In conclusione, a nostro avviso sembra sussistere il requisito dell’inerenza all'attività d'im­presa con riferimento alle sanzioni irrogate dall’Antitrust, trattandosi di violazioni finalizzate all’accrescimento della capacità dell'impresa di realizza­re ricavi; a medesime conclusione si può giungere con riguardo alle sanzioni per infrazioni stradali commesse da un rappre­sentante di commercio giacché l’automezzo da lui usato per recarsi dai clienti rappresenta il bene in assoluto “più inerente” alla sua attività.

In particolare, nel caso analizzato dalla sentenza 14137/2017, il contribuente sosteneva quattro ragioni,a sostegno della deducibilità della sanzione:

· l’eventuale indeducibilità amplificherebbe l’effetto della sanzione, in spregio ai principi di legalità e capacità contributiva;

· il costo è indiscutibilmente inerente all’attività dell’impresa, conseguente a scelte imprenditoriali;

· la sanzione verrebbe ad avere natura risarcitoria;

· non si è in presenza di un illecito penale, e quindi non è applicabile l’art.14, c 4-bis della L.537/1993 che appunto esclude la deduzione solo per i costi derivanti da reati.

Aspetti tutti denegati dalla Cassazione, per i seguenti motivi:

· la indeducibilità non costituisce una sanzione addizionale, bensì “l’effetto obiettivo della natura extraimprenditoriale dell’attività illecita”;

· la illeceità della condotta “spezza il nesso di inerenza all’attività di impresa”;

· va esclusa la natura risarcitoria della sanzione, prescindendo questa dalla diretta correlazione con un evento di danno;

· il richiamato art. 14 si riferisce a costi e a spese funzionali all’illecito, mentre la sanzione costituisce proprio l’effetto dell’illecito.

Personalmente non ci paiono motivazioni forti, anzi.

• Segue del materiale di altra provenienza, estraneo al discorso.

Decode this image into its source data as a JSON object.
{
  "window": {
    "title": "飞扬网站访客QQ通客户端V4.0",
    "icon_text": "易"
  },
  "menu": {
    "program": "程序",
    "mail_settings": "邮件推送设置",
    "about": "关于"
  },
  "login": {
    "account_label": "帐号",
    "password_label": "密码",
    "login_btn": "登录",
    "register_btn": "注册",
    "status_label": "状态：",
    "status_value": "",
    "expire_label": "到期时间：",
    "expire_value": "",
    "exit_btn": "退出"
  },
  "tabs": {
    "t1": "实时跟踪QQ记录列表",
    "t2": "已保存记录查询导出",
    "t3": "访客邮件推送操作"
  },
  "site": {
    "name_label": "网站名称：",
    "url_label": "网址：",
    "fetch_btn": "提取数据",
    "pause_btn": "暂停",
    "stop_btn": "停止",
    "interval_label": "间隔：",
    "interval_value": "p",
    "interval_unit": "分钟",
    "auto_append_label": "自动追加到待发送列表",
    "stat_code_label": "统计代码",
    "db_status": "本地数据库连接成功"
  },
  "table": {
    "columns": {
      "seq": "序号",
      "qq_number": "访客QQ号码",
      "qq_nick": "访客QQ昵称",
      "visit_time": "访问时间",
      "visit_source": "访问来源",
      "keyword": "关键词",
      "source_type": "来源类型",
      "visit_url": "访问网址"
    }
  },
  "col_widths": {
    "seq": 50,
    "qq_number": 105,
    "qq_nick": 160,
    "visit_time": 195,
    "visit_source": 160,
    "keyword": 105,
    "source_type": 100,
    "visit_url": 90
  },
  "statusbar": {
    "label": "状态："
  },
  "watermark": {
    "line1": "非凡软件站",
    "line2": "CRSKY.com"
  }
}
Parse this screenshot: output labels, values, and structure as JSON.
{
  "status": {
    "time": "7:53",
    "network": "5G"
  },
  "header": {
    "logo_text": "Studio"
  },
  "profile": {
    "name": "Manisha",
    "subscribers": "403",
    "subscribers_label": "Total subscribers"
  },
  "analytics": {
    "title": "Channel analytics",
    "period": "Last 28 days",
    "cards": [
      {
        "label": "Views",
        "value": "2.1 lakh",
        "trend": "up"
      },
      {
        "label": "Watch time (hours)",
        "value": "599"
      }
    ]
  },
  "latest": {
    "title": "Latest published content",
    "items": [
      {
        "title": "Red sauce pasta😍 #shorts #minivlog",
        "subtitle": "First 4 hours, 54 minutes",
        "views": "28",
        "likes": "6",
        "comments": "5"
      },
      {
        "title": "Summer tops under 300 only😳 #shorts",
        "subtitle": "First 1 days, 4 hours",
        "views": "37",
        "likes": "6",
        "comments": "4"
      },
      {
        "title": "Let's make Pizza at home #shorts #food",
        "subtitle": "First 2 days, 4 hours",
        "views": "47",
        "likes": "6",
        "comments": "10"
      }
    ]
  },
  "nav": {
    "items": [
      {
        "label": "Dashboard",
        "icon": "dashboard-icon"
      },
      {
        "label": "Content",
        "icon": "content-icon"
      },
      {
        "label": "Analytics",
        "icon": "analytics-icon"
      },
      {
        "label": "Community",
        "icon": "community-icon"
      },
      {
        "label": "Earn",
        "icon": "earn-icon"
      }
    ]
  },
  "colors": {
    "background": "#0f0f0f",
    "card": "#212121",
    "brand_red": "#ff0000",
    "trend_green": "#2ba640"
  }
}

La sentenza della Corte di Cassazione n. 34391 del 23 dicembre 2019 richiama, confermando, quanto espresso dalla precedente n. 32465 del 14 dicembre 2018:”questa Corte intende adeguarsi al consolidato orientamento per cui sono indeducibili gli importi corrisposti a titolo di sanzione pecuniaria irrogata dall'Autorità garante in materia di tutela della concorrenza e del mercato (disciplina antitrust), in quanto la sanzione è circostanza che non influisce sulla nascita della obbligazione tributaria, derivando da attività, non solo autonoma ed esterna rispetto al corretto esercizio dell'impresa, ma antitetica a questa, non potendosi qualificare come fattore produttivo. Pertanto, tale sanzione non costituisce costo deducibile dal reddito di impresa, perchè diversamente si neutralizzerebbe interamente la ratio punitiva della penalità, controbilanciandola con un corrispondente risparmio di imposta che, in quanto espressione della violazione di normativa imperativa, si rivelerebbe del tutto ingiustificato (Cass.Civ., 3 marzo 2010, n. 5050; Cass.Civ., 3 febbraio 2011, n. 2594). Pertanto, le sanzioni sono prive di nesso funzionale con l'attività imprenditoriale, avendo una finalità repressiva del comportamento illecito; originano dalla reazione dell'ordinamento fondata sulla legge; costituiscono un costo per cui non è possibile configurare, neanche indirettamente, alcun rapporto funzionale con i ricavi realizzati. Insomma, l'illecito commesso "spezza", in ogni caso, il nesso di inerenza, in quanto "la spesa non nasce più nell'impresa", ma in un atto o fatto, quello antigiuridico, che per sua natura si pone al di là della sfera aziendale (Cass. Civ., 8135/2011).” Per poi così concludere:”Per cui va rigettata l'idea che un costo rappresentato da una sanzione per un comportamento illecito, tenuto volontariamente e consapevolmente, si collochi nella sfera dell'esercizio ordinario dell'impresa, essendo piuttosto estraneo ad essa, atteso che l'esercizio dell'impresa certamente non prevede condotte illecite.”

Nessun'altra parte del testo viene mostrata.